I am sitting in Falling, which Spiderman’s boss He Qing recommended to me as the hottest nightspot in Chongqing. It is Wednesday night, but the dancefloor is packed with beautiful people moving to techno music. Our table has an 800 yuan (£57) minimum charge, which covers a bottle of vodka, a few imported beers and a plate of elegantly carved fruit.
He joins us, along with some of Chongqing’s new rich, including the founder of a sweet factory, a restaurant owner and a bank employee. Almost without exception they are in their 20s, foreign educated and well connected – either through family or political ties – with the city’s movers and shakers. “No businessman can thrive unless they have contacts in the Communist party and the underworld,” I am told.
I feel uneasy spending more on a night’s entertainment than bangbang man Yu earns from a month’s gruelling work. I’m not the only one conscious of the gap. Qing tells me his plan for the future. “Inequality and environmental destruction are the two biggest problems facing China.” He says he wants to establish a new clean-energy company that will employ more migrants to build a cleaner city, using German technology.
00.30 – the street kid
Outside at midnight, the bright lights cannot mask a seedier side of city life – the poor trawling through rubbish bins, the homeless on street corners, the touts offering drugs and sex for sale. Many of the women working as prostitutes are rural migrants. Their children are left with relatives or sent to the streets to beg, sell flowers or sing songs for money until the early hours.

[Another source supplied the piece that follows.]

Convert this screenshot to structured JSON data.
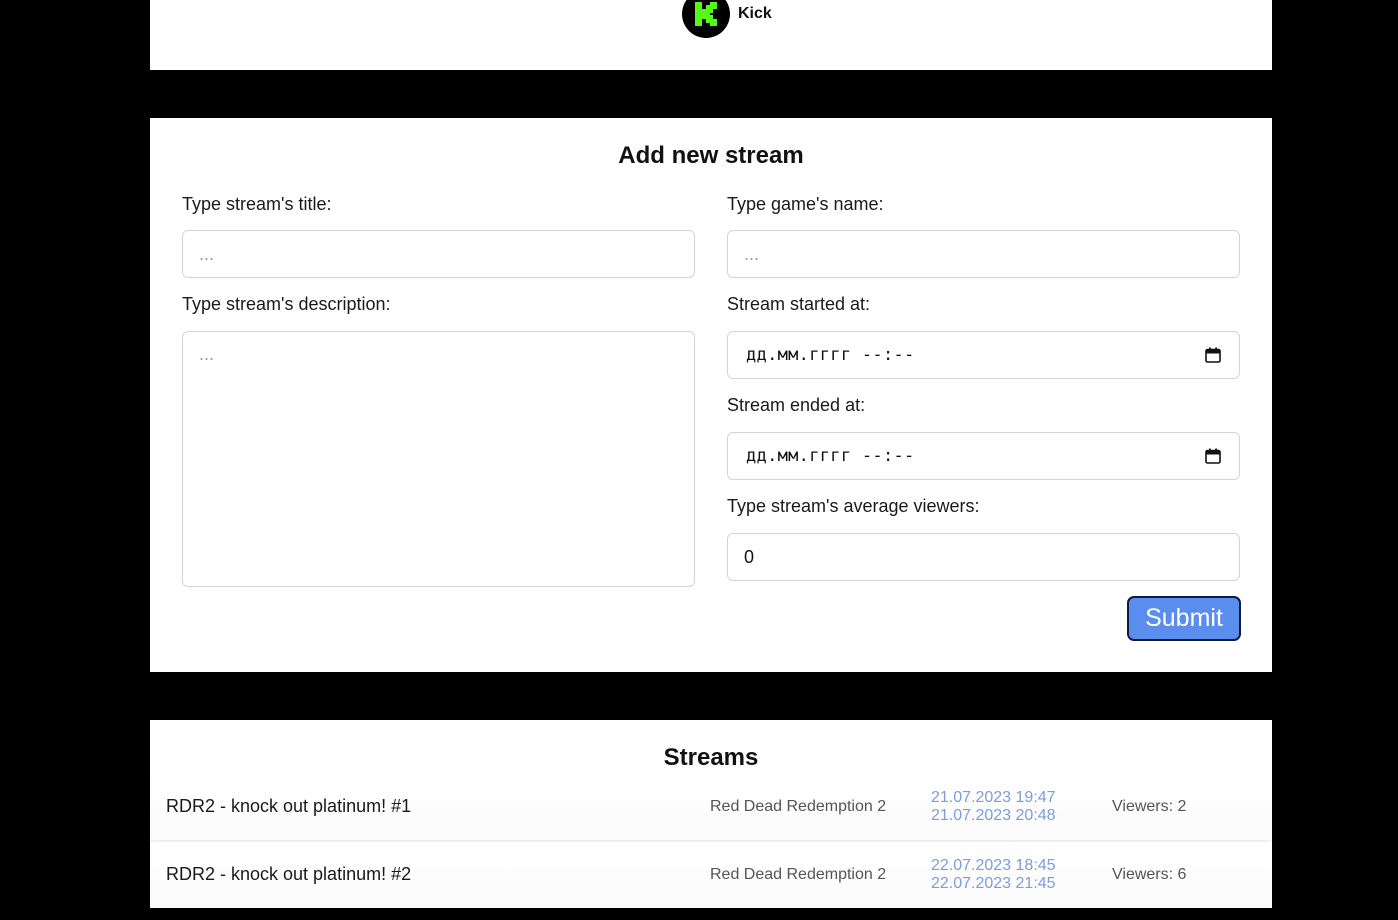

At a night market, a queue of hawkers comes to my table to offer to clean my shoes, sell me cigarettes or pour me soup from a flask. A seven-year-old girl plucks at my arm and then coyly entreats me to buy a rose from her. “Where is your mother?” I ask. “Oh, she’s at work,” the girl replies.
A desperate-looking girl is carrying a menu of songs and a battered, badly-tuned guitar. She says she is 16 but looks more like 12. She has been in Chongqing only a few months and has already decided she does not like it. I pay 3 yuan (20p) and pick the song Pangyou (Friend). The young busker stares at some faraway point as she strums the one chord she knows and sings out of tune. It is miserably sad. Further along the street, a bangbang man wanders into the distance carrying his bamboo pole. I wonder if he is about to finish work or start it.